2. This argument is "because it's hard we shouldn't do it". Cursor does it. Just update the index when the code changes. Come on.

3. This argument is also "because it's hard we shouldn't do it". Cursor does it. The embeddings go in the cloud and the code is local. Enforced Privacy Mode exists. You can just actually implement these features rather than throwing your hands up and saying it's too hard.

This honestly makes me think less of Cline. They're wrong about this and it seems like they're trying to do damage control because they're missing a major feature.

3 comments

Sounds like you're the exception rather than the rule. I've never seen a project with tens of thousands of files worth of accurate documentation. Any project that has that much documentation the majority of it is outdated and/or wrong. Some of it is still useful, but only in a historical context.

The code is the authoritative reference.

Sure, I'm a power user with a monster codebase, never said that I wasn't. RAG is a power user feature.

The files are generated from external sources, pulling together as much information as I could collect. It's a script so I can keep it up to date. I think there is roughly no programmer out there who needs to be told that documentation needs to be up-to-date; this is obvious enough that I'm trying not to be offended by your strawman. You could have politely assumed, since I said I have it working, that it does actually work. I am doing productive work with this; it's not theoretical.

By documentation I assumed you meant internal documentation, like on a company Wiki.

External documentation is presumably already in the LLM's training data, so it should be extraneous to pull it into context. Obviously there's a huge difference between "should be" and "is" otherwise you wouldn't be putting in the work to pull it into context.

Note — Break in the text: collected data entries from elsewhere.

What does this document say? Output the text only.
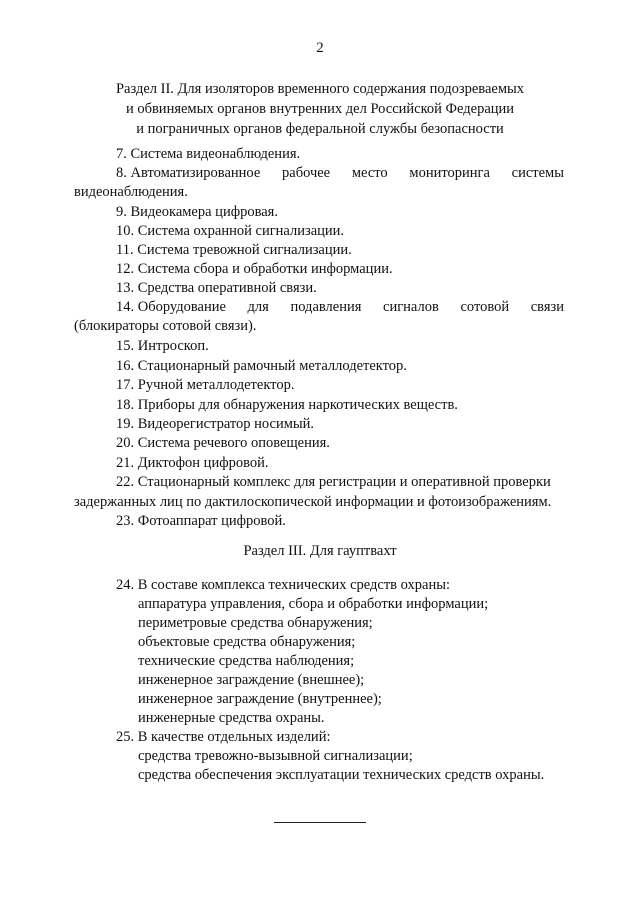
2
Раздел II. Для изоляторов временного содержания подозреваемых
и обвиняемых органов внутренних дел Российской Федерации
и пограничных органов федеральной службы безопасности
7. Система видеонаблюдения.
8. Автоматизированное рабочее место мониторинга системы
видеонаблюдения.
9. Видеокамера цифровая.
10. Система охранной сигнализации.
11. Система тревожной сигнализации.
12. Система сбора и обработки информации.
13. Средства оперативной связи.
14. Оборудование для подавления сигналов сотовой связи
(блокираторы сотовой связи).
15. Интроскоп.
16. Стационарный рамочный металлодетектор.
17. Ручной металлодетектор.
18. Приборы для обнаружения наркотических веществ.
19. Видеорегистратор носимый.
20. Система речевого оповещения.
21. Диктофон цифровой.
22. Стационарный комплекс для регистрации и оперативной проверки
задержанных лиц по дактилоскопической информации и фотоизображениям.
23. Фотоаппарат цифровой.
Раздел III. Для гауптвахт
24. В составе комплекса технических средств охраны:
аппаратура управления, сбора и обработки информации;
периметровые средства обнаружения;
объектовые средства обнаружения;
технические средства наблюдения;
инженерное заграждение (внешнее);
инженерное заграждение (внутреннее);
инженерные средства охраны.
25. В качестве отдельных изделий:
средства тревожно-вызывной сигнализации;
средства обеспечения эксплуатации технических средств охраны.
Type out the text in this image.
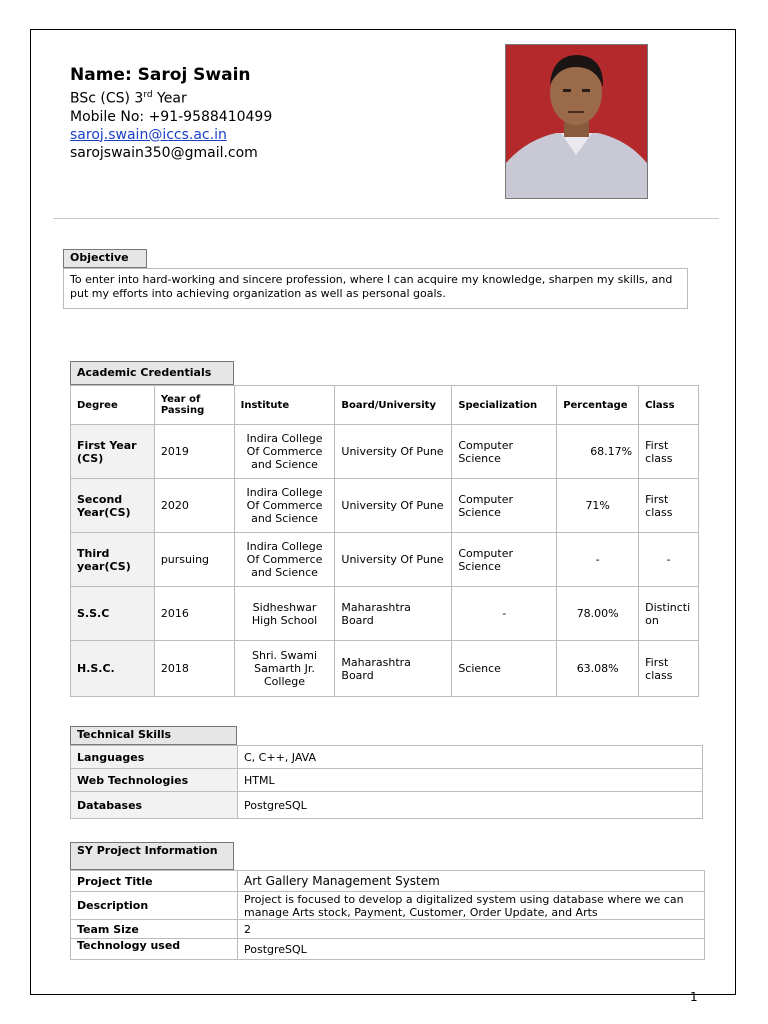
Name: Saroj Swain
BSc (CS) 3rd Year
Mobile No: +91-9588410499
saroj.swain@iccs.ac.in
sarojswain350@gmail.com
Objective
To enter into hard-working and sincere profession, where I can acquire my knowledge, sharpen my skills, and put my efforts into achieving organization as well as personal goals.
Academic Credentials
Degree	Year of Passing	Institute	Board/University	Specialization	Percentage	Class
First Year (CS)	2019	Indira College Of Commerce and Science	University Of Pune	Computer Science	68.17%	First class
Second Year(CS)	2020	Indira College Of Commerce and Science	University Of Pune	Computer Science	71%	First class
Third year(CS)	pursuing	Indira College Of Commerce and Science	University Of Pune	Computer Science	-	-
S.S.C	2016	Sidheshwar High School	Maharashtra Board	-	78.00%	Distinction
H.S.C.	2018	Shri. Swami Samarth Jr. College	Maharashtra Board	Science	63.08%	First class
Technical Skills
Languages	C, C++, JAVA
Web Technologies	HTML
Databases	PostgreSQL
SY Project Information
Project Title	Art Gallery Management System
Description	Project is focused to develop a digitalized system using database where we can manage Arts stock, Payment, Customer, Order Update, and Arts
Team Size	2
Technology used	PostgreSQL
1
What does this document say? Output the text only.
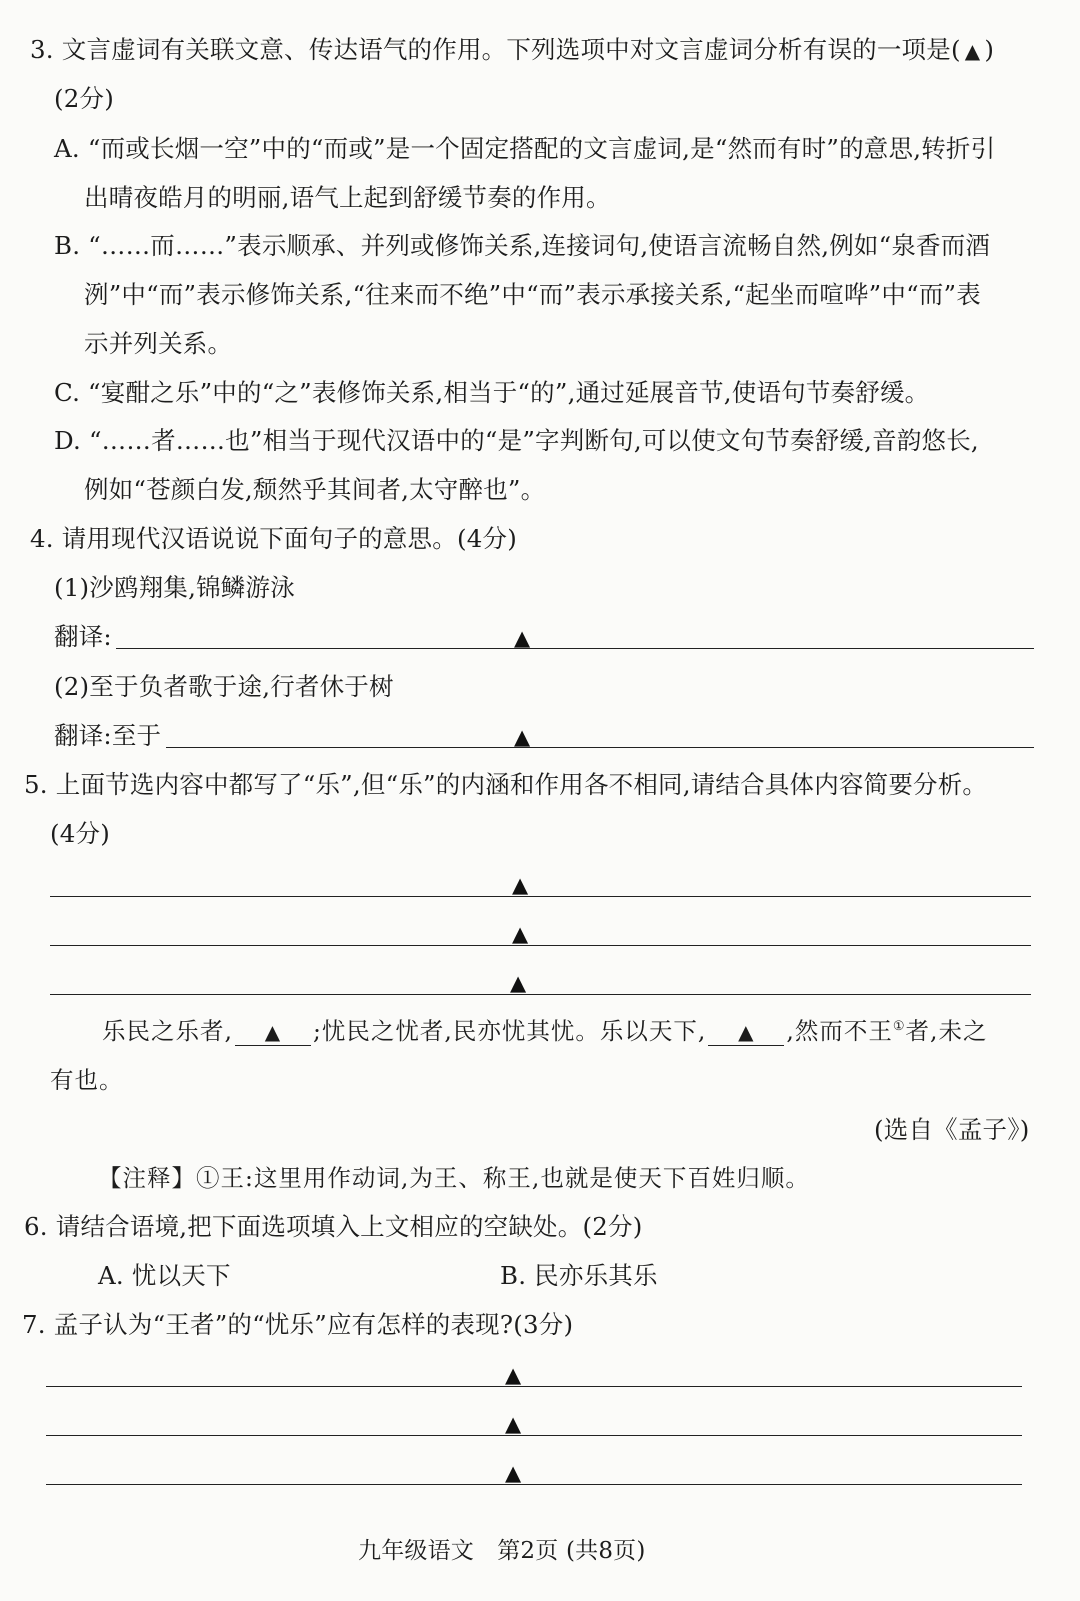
3. 文言虚词有关联文意、传达语气的作用。下列选项中对文言虚词分析有误的一项是( ▲ )
(2分)
A. “而或长烟一空”中的“而或”是一个固定搭配的文言虚词,是“然而有时”的意思,转折引
出晴夜皓月的明丽,语气上起到舒缓节奏的作用。
B. “……而……”表示顺承、并列或修饰关系,连接词句,使语言流畅自然,例如“泉香而酒
洌”中“而”表示修饰关系,“往来而不绝”中“而”表示承接关系,“起坐而喧哗”中“而”表
示并列关系。
C. “宴酣之乐”中的“之”表修饰关系,相当于“的”,通过延展音节,使语句节奏舒缓。
D. “……者……也”相当于现代汉语中的“是”字判断句,可以使文句节奏舒缓,音韵悠长,
例如“苍颜白发,颓然乎其间者,太守醉也”。
4. 请用现代汉语说说下面句子的意思。(4分)
(1)沙鸥翔集,锦鳞游泳
翻译:	▲
(2)至于负者歌于途,行者休于树
翻译:至于	▲
5. 上面节选内容中都写了“乐”,但“乐”的内涵和作用各不相同,请结合具体内容简要分析。
(4分)
▲
▲
▲
乐民之乐者, ▲ ;忧民之忧者,民亦忧其忧。乐以天下, ▲ ,然而不王①者,未之
有也。
(选自《孟子》)
【注释】①王:这里用作动词,为王、称王,也就是使天下百姓归顺。
6. 请结合语境,把下面选项填入上文相应的空缺处。(2分)
A. 忧以天下	B. 民亦乐其乐
7. 孟子认为“王者”的“忧乐”应有怎样的表现?(3分)
▲
▲
▲
九年级语文　第2页 (共8页)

I'd guess the breakdown is about:

- 80%: Information about databases. Schemas, sample rows, sample SQL usages (including buried inside string literals and obscured by ORMs), comments, hand-written docs. I collect everything I can find about each table/view/procedure and stick it in a file named after it.

- 10%: Swagger JSONs for internal APIs I have access to, plus sample responses.

- 10%: Public API documentation that it should know but doesn't.

The last 10% isn't nothing; I shouldn't have to do that and it's as you say. I've particularly had problems with Apple's documentation; higher than expected hallucunation rate in Swift when I don't provide the docs explicitly. Their docs require JavaScript (and don't work with Cursor's documentation indexing feature) which gives me a hunch about what might have happened. It was a pain in the neck for me to scrape it. I expect this part to go away as tooling gets better.

The first 90% I expect to be replaced by better MCP tools over time, which integrate vector indexing along with traditional indexing/exploration techniques. I've got one written to allow AI to interactively poke around the database, but I've found it's not as effective as the vector index.

A better argument against vector embeddings for AI code agents is that model performance degrades with number of tokens used (even when well below the context window limit), and vector chunks are more prone to bloating the context window with unhelpful noise than more targeted search techniques.

Claude Code doesn't do vector indexing, and neither does Zed. There aren't any rigorous studies comparing these tools, but you can find plenty of anecdotes of people preferring the output of Claude Code and/or Zed to Cursor's, and search technique is certainly a factor there!

Same with Augment. Indexing makes a huge difference in a large monorepo and I can't imagine working in an editor that doesn't support an LLM with full indexing.